Title: Mapping a new gene that controls seed coat wrinkling in soybean

item Kebede, Hirut
item Smith, James - Rusty
item Ray, Jeffery - Jeff

Submitted to: Plant and Animal Genome Conference
Publication Type: Abstract Only
Publication Acceptance Date: 12/16/2011
Publication Date: 1/16/2012
Citation: Kebede, H.A., Smith, J.R., Ray, J.D. 2012. Mapping a new gene that controls seed coat wrinkling in soybean. Plant and Animal Genome Conference. January 14-18, 2012.

Interpretive Summary:

Technical Abstract: High temperatures during seed fill, coupled with alternating periods of wet and dry conditions, can cause seed deterioration in soybean by promoting seed coat wrinkling and seed shriveling.
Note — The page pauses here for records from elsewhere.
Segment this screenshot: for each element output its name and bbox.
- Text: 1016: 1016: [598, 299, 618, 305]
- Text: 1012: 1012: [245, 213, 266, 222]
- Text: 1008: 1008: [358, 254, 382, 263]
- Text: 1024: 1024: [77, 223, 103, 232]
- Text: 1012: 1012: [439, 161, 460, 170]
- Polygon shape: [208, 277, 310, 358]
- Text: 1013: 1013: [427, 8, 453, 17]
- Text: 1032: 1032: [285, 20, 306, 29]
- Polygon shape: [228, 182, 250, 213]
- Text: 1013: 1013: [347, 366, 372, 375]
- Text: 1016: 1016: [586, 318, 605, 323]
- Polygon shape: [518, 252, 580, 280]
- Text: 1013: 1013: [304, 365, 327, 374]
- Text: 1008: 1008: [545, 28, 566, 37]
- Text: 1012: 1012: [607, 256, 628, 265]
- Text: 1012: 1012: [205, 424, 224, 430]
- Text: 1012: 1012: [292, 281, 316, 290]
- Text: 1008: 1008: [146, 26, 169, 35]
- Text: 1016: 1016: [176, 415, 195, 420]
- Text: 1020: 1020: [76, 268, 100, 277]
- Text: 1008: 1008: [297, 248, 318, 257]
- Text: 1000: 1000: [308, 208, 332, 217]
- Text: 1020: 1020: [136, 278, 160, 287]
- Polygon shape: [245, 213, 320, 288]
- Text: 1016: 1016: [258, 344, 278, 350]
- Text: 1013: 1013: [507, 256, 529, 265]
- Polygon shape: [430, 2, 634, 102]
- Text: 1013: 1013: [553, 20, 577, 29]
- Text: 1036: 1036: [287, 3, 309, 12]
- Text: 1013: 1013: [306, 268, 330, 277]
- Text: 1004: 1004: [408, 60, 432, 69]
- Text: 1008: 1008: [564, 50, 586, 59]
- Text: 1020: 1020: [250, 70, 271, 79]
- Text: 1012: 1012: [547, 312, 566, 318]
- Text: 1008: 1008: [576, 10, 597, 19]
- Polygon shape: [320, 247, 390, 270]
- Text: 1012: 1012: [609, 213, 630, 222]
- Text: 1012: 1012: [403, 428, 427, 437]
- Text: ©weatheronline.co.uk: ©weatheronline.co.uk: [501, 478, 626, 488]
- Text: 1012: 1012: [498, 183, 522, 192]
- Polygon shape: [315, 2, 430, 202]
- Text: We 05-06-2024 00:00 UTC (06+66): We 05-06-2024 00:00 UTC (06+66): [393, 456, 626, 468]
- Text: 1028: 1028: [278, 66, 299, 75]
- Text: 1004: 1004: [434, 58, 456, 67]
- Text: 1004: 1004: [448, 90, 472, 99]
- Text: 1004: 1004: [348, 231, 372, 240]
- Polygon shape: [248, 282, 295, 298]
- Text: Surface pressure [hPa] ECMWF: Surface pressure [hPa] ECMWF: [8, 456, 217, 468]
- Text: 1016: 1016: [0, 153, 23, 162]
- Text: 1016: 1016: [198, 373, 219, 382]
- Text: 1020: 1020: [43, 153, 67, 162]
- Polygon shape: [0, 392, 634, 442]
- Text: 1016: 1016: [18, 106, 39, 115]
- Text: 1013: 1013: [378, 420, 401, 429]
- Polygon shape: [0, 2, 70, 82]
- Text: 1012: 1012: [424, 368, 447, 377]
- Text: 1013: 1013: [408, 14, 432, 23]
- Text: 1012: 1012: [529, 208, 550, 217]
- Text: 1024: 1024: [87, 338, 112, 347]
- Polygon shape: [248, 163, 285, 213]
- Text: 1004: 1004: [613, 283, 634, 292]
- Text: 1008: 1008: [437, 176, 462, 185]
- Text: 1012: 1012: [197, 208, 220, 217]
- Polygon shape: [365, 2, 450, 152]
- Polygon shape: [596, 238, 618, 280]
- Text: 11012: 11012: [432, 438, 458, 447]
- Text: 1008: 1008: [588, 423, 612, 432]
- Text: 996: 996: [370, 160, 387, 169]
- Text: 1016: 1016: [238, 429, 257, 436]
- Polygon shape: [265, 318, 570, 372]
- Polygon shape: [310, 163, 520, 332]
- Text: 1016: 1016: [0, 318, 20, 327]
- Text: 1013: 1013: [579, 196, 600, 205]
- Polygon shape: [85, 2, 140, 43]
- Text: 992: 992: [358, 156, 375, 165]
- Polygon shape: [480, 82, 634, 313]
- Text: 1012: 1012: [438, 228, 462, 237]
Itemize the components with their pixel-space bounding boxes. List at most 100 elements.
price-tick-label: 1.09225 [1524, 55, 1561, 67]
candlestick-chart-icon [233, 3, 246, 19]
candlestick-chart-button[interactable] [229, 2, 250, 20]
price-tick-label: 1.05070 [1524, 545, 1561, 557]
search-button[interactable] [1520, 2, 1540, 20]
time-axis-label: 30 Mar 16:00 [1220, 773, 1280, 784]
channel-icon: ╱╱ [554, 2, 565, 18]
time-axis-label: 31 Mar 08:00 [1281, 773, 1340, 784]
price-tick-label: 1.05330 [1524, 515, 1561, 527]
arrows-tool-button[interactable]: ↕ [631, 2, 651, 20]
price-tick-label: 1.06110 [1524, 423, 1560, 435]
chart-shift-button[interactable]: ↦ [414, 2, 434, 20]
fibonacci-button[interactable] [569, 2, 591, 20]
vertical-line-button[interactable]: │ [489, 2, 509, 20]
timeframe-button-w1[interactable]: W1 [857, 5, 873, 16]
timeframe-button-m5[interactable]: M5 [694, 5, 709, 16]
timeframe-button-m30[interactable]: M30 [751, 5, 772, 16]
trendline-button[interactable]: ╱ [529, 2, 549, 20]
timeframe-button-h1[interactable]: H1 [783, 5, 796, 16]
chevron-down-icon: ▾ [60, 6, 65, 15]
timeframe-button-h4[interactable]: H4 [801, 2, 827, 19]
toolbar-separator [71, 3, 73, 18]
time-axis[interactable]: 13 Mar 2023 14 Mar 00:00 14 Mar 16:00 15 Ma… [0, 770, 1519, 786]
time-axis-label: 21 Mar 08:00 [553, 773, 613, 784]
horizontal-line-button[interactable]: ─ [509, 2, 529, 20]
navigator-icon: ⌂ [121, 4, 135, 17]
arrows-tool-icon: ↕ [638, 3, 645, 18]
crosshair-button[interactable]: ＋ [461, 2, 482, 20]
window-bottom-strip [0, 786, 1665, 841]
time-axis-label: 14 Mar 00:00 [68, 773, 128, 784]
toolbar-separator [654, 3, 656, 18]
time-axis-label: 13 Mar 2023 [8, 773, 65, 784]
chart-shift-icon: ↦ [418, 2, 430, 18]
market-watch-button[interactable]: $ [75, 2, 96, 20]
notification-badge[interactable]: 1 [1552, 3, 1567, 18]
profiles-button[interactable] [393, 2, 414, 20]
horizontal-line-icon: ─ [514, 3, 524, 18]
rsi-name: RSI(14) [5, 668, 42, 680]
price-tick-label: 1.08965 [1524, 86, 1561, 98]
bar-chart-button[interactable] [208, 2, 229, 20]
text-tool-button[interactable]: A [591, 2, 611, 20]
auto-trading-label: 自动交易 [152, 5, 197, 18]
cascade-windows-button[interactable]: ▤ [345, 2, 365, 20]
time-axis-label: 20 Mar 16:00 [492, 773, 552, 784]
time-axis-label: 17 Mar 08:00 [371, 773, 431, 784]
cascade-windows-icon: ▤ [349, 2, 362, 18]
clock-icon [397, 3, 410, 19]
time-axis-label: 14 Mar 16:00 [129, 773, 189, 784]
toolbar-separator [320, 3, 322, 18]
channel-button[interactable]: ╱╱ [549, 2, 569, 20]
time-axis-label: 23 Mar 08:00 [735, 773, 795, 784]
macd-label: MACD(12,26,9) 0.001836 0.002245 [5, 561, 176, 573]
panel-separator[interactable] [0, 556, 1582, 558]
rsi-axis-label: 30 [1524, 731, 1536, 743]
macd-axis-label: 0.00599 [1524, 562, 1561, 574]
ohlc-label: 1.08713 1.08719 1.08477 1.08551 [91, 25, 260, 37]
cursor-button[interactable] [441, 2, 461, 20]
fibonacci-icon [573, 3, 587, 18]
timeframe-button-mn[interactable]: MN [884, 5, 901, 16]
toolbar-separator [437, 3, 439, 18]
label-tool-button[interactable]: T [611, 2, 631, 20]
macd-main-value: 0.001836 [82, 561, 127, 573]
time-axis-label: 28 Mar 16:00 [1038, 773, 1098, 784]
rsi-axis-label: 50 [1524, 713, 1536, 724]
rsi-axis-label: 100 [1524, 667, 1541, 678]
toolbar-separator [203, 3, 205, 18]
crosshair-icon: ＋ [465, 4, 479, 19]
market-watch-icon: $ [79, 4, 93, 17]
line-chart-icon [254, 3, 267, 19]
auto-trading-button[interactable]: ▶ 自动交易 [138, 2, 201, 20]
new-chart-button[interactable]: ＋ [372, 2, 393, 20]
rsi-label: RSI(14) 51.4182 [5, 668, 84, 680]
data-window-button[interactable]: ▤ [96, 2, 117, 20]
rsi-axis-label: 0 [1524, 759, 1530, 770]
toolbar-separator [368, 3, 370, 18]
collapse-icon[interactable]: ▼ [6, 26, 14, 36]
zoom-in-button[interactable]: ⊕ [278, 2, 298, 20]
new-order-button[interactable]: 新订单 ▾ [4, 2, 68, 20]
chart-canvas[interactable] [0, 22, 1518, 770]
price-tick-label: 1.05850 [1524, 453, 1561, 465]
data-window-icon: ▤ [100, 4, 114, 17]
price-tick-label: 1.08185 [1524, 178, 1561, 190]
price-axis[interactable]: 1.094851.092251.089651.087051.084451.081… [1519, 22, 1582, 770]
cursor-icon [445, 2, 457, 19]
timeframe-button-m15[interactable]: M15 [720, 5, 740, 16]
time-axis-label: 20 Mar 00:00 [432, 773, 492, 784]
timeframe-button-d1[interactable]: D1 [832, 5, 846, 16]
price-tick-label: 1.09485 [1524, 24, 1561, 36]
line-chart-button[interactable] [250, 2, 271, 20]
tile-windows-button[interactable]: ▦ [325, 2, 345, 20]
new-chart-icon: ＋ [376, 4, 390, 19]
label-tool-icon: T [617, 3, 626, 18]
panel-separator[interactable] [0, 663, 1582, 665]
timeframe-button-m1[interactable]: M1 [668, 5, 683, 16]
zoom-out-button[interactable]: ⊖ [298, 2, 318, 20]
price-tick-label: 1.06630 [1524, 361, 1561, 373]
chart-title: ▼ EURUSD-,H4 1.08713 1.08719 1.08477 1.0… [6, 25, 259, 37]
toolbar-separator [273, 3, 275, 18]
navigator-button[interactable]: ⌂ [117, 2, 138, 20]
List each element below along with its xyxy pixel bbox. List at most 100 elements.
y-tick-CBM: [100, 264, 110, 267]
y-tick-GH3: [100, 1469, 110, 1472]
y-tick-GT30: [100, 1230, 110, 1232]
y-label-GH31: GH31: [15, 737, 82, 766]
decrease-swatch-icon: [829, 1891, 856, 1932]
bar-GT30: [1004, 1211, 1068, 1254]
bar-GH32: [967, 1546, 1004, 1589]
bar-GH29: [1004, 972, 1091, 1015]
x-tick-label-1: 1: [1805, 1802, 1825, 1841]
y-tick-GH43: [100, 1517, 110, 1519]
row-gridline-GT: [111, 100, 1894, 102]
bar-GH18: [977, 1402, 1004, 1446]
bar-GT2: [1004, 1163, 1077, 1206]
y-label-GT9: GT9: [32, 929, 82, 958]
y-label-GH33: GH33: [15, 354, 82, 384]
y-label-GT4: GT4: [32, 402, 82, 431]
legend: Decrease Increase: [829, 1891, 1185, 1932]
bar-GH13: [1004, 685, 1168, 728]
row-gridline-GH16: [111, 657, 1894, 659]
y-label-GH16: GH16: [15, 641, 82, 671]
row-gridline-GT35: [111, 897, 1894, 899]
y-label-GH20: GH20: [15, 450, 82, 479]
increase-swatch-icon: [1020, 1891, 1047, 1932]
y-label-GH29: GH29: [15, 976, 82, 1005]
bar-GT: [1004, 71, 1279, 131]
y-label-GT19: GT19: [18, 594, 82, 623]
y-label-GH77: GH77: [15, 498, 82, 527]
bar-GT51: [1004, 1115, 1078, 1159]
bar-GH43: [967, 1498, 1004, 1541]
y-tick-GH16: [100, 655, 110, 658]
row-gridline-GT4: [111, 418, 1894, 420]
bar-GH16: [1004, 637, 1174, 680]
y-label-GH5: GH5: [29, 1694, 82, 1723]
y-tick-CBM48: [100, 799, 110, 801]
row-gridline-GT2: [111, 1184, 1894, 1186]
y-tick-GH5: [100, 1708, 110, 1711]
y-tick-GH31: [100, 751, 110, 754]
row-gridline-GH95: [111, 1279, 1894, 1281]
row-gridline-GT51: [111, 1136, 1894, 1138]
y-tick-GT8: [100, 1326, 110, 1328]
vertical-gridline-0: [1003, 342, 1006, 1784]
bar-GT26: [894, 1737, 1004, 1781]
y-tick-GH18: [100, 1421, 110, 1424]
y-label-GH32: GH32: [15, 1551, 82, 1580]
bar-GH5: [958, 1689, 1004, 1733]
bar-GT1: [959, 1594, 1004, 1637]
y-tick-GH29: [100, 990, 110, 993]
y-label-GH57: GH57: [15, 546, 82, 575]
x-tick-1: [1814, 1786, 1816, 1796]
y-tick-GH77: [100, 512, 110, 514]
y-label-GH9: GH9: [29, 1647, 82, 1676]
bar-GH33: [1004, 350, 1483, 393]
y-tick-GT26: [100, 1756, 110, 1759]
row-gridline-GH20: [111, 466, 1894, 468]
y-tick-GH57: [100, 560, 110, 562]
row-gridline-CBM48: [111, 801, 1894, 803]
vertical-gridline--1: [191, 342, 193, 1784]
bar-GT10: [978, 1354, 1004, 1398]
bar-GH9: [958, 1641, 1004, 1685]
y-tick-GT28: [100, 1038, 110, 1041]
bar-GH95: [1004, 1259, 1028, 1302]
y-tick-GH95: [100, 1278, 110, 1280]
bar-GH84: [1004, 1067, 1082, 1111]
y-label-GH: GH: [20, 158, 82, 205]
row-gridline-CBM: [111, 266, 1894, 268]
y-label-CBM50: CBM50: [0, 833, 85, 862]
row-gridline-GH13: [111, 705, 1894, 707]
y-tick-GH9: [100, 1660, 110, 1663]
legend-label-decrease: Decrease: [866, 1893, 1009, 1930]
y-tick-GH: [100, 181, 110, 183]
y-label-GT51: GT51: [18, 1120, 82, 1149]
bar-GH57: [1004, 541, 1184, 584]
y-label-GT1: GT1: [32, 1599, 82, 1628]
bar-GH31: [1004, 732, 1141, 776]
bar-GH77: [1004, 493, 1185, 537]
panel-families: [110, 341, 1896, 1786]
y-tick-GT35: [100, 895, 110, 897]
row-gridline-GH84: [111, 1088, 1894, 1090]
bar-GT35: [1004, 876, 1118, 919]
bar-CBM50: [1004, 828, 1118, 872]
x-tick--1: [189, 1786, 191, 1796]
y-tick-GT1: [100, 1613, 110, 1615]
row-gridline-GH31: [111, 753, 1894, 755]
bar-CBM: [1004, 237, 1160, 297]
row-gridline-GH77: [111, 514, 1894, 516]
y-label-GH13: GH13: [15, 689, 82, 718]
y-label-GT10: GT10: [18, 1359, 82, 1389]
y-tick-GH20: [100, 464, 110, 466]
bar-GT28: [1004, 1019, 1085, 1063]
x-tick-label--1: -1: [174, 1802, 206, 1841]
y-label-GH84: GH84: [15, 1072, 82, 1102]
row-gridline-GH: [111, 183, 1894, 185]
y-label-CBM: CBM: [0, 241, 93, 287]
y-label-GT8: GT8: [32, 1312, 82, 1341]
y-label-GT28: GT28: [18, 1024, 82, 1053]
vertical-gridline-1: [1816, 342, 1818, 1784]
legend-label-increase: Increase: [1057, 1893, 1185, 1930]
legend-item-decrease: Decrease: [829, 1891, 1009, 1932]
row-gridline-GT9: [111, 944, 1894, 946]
This can predispose the seeds to mechanical damage at harvest and further reduce germinability. This has become a production problem in the mid-southern United States, where the early soybean production system (ESPS) is widely used. Previous studies identified a single recessive gene (Shr) in T-311, located on linkage group F, which causes seed shriveling. This study was undertaken to identify and genetically map new gene(s) that affect seed coat wrinkling in soybean. Crosses were made between a smooth-seeded accession (PI 567743) and a wrinkled-seeded accession (PI 87623). The parents, F1, F2, and BC1 generations were phenotyped for seed coat wrinkling in a greenhouse in Stoneville, MS during the summer of 2006. Genetic analysis suggested that the wrinkled seed trait in PI 87623 was inherited as a single recessive gene. A test for allelism showed that this gene is different from the Shr gene in T-311. A linkage map was developed using 195 SSR and SNP markers on168 F2 individuals of the cross PI 567743 x PI 87623. QTL analysis identified only one significant locus on linkage group A1, a different chromosomal location from the Shr gene, confirming identification of a new gene that controls seed coat wrinkling in soybean. This information will assist plant breeders in developing cultivars with improved seed quality for heat stressed production environments, such as the ESPS.